School Bus Safety

As State Senator, there is no greater issue than protecting the safety and well-being of our children. With September already here, and children going back to school over the next few days, it is a good time to reiterate the importance of school bus safety.

Each day, over 50,000 school buses transport more than 2.3 million children to New York schools. Placing your children in the care of someone else can be unsettling. While one accident is too many, New York’s record of school bus safety is among the best in the Nation, partly because of the tough safety standards already in place.

This year, my colleagues and I advanced several measures to increase student safety including increasing fines and penalties for those caught passing a stopped school bus and instituting a school bus safety component to driver’s education courses.

Specifically, the Senate-approved measures would:

  • Permanently disqualify school bus drivers who fail a random drug or alcohol test;
  • Increase penalties for certain vehicles passing a stopped school buses;
  • Require anti-bullying training for school bus drivers and attendants;
  • Disqualify school bus drivers for certain offenses involving children;
  • Prohibit sex offenders from being bus drivers;
  • Increase penalties for multiple convictions of passing a stopped school bus; and
  • Toughen fines and criminal penalties for passing a stopped school bus.

Nothing matters more than the safety of our children, and these measures will go a long way to ensure that they have access to the safest transportation as possible to and from school each day.

As a reminder, drivers should slow down when they see a school bus with flashing yellow lights.
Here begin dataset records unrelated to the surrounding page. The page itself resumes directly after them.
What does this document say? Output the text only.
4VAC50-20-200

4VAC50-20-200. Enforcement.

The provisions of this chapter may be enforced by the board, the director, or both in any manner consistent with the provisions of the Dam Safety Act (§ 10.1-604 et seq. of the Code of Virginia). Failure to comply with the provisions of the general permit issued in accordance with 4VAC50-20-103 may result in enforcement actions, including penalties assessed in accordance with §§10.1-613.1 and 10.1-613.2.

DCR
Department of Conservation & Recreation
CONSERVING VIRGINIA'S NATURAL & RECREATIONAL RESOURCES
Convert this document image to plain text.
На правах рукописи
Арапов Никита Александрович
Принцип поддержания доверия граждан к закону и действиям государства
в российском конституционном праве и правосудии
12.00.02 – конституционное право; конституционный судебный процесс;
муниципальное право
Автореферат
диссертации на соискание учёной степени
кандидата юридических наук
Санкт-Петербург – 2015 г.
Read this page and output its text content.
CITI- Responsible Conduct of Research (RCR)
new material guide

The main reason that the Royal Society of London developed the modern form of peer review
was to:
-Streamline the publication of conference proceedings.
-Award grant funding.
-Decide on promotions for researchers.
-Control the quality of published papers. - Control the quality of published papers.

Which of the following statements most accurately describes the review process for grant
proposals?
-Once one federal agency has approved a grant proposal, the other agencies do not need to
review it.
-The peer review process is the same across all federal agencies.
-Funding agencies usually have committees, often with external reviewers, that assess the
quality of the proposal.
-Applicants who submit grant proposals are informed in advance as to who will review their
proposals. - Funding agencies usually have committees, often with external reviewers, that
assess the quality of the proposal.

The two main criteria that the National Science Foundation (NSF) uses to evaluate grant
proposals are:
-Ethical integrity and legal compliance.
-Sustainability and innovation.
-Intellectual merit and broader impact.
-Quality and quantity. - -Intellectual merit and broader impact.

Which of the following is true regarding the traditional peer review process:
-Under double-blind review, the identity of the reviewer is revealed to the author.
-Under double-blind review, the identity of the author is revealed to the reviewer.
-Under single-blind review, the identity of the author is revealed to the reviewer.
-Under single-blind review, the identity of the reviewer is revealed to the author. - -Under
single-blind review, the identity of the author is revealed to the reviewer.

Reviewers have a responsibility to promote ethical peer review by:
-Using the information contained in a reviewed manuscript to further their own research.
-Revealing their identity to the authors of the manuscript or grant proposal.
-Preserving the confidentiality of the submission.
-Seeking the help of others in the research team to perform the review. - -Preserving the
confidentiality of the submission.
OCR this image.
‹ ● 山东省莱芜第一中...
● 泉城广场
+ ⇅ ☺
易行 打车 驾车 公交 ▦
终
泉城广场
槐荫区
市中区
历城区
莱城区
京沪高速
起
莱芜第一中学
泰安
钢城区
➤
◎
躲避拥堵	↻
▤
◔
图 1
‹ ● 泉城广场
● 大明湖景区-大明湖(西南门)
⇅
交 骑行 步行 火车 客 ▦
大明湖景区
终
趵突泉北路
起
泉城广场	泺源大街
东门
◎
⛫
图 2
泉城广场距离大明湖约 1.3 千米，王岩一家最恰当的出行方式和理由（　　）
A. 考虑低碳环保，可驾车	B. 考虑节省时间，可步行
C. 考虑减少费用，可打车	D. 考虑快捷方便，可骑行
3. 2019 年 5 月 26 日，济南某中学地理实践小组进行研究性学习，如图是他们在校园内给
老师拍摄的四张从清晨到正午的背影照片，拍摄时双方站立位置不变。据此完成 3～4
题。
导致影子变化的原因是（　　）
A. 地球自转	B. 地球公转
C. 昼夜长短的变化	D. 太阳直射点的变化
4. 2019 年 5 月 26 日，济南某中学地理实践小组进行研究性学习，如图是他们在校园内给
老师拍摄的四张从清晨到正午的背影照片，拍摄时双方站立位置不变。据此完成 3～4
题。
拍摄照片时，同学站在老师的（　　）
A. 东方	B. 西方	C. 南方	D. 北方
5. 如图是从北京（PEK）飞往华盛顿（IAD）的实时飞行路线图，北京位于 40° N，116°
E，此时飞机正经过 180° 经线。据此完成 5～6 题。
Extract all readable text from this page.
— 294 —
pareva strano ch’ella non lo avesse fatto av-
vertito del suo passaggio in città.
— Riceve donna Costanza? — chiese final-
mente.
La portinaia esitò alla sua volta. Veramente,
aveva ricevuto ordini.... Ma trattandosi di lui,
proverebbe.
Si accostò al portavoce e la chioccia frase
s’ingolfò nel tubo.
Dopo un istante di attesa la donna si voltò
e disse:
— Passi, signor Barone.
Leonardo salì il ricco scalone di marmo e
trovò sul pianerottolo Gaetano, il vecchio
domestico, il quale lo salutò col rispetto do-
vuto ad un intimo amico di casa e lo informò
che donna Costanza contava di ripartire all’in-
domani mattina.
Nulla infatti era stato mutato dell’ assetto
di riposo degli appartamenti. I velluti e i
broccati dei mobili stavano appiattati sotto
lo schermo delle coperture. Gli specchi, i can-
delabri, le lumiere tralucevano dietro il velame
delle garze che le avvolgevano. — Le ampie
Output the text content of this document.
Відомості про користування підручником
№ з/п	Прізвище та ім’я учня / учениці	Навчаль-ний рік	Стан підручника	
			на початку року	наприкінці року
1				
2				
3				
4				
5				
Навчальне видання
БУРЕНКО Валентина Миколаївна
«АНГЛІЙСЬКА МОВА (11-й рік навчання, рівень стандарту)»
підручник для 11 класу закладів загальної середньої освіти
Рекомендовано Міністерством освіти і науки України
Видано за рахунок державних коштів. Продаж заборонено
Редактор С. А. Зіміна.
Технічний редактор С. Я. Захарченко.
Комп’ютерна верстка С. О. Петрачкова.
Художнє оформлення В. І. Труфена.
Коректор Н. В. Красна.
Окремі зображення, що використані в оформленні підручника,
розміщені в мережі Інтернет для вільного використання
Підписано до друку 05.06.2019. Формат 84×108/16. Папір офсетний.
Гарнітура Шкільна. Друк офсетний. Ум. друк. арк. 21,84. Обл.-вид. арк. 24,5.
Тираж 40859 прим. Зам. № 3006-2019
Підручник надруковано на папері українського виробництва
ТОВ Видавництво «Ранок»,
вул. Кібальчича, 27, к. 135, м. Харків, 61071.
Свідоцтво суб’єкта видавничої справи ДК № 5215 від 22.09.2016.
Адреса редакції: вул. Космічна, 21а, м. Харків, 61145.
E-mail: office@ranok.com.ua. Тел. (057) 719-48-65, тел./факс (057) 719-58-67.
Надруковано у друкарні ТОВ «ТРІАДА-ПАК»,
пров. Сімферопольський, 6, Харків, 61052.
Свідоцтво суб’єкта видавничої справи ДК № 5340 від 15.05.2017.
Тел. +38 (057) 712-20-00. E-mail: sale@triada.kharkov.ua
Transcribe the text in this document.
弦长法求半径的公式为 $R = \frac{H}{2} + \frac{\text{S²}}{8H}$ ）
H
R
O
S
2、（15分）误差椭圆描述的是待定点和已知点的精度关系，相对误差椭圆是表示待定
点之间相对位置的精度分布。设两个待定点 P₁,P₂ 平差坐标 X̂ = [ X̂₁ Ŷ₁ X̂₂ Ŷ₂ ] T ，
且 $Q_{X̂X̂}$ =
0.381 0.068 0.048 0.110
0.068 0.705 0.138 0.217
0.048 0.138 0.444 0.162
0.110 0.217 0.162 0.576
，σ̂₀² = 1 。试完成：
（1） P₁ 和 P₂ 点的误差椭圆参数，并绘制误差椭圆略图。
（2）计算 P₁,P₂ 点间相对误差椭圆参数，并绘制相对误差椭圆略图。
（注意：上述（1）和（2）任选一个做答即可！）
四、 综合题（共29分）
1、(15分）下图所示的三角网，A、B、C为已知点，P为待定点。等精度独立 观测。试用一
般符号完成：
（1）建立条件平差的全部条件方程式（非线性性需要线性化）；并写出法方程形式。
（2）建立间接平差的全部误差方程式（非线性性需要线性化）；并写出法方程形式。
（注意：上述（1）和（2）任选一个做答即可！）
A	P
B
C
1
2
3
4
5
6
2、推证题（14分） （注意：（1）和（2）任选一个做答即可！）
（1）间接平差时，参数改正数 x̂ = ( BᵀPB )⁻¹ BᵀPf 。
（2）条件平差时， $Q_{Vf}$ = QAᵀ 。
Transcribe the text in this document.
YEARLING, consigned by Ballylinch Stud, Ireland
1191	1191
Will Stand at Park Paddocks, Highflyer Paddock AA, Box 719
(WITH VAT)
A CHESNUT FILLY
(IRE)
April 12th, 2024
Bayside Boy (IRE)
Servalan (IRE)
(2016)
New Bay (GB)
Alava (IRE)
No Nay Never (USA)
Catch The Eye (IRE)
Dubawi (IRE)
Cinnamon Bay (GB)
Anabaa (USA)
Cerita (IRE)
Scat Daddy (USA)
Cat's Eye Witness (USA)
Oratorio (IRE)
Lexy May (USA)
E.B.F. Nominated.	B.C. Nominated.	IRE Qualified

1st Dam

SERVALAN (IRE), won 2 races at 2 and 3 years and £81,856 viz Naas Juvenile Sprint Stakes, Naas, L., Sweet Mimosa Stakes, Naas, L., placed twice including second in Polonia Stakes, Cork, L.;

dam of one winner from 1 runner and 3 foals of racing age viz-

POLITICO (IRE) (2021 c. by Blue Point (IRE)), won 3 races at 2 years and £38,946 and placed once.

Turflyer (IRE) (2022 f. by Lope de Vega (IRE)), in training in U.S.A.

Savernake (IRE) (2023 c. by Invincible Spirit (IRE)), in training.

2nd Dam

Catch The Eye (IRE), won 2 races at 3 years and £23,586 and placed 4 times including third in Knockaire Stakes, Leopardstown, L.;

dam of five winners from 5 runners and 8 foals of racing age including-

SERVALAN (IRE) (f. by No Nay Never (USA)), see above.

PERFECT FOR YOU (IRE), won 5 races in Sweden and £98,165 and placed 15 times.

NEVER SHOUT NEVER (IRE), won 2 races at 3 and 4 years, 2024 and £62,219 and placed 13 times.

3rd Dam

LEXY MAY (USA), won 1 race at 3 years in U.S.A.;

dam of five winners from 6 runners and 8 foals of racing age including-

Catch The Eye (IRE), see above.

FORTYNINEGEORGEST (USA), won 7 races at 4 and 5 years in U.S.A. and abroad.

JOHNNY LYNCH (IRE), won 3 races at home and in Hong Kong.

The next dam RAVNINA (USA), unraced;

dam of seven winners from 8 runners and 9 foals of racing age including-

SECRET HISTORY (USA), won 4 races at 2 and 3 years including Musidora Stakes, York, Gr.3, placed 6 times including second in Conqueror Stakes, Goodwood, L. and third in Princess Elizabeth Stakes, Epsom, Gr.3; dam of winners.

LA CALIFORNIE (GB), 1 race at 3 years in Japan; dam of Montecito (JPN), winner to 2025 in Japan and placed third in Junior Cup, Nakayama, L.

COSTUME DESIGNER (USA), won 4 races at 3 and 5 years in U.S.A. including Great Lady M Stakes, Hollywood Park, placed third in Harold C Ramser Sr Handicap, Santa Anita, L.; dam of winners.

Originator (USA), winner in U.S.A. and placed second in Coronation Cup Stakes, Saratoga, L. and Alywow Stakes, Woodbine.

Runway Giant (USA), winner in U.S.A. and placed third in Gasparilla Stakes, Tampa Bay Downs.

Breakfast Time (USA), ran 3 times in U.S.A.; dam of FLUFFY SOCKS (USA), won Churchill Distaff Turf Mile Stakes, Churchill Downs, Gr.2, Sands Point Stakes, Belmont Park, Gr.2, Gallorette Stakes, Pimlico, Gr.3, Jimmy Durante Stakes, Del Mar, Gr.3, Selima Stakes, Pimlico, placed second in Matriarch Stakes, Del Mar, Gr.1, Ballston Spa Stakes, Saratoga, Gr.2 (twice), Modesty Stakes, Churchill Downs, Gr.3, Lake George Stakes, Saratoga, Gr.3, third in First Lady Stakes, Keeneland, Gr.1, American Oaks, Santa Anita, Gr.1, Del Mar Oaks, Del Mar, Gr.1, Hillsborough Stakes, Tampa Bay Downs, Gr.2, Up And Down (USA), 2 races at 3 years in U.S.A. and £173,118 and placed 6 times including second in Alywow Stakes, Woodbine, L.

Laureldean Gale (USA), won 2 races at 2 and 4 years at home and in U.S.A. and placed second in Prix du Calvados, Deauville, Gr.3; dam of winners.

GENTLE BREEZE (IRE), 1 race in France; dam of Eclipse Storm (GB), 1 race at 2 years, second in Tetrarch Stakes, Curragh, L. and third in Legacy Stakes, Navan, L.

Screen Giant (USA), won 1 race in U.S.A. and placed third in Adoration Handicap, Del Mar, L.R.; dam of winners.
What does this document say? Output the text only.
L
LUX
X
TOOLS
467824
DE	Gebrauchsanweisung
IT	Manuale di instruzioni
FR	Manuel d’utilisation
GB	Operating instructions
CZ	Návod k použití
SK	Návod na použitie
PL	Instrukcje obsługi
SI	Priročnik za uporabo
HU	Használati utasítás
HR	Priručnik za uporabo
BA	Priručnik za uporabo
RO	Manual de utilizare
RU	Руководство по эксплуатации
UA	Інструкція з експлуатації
State law requires drivers to STOP when the red lights on a school bus are flashing – no matter if the bus is in the parking lot of a school or on a four lane highway.  If the school bus driver waves you on, it is safe to proceed, but not before.  Drivers who fail to stop when a school bus has its red lights will face costly penalties in New York State and possibly even serve time in jail.

Enjoy the rest of summer, and help protect the safety and well-being of our children by remembering to slow down and stop completely when approaching a stopped school bus.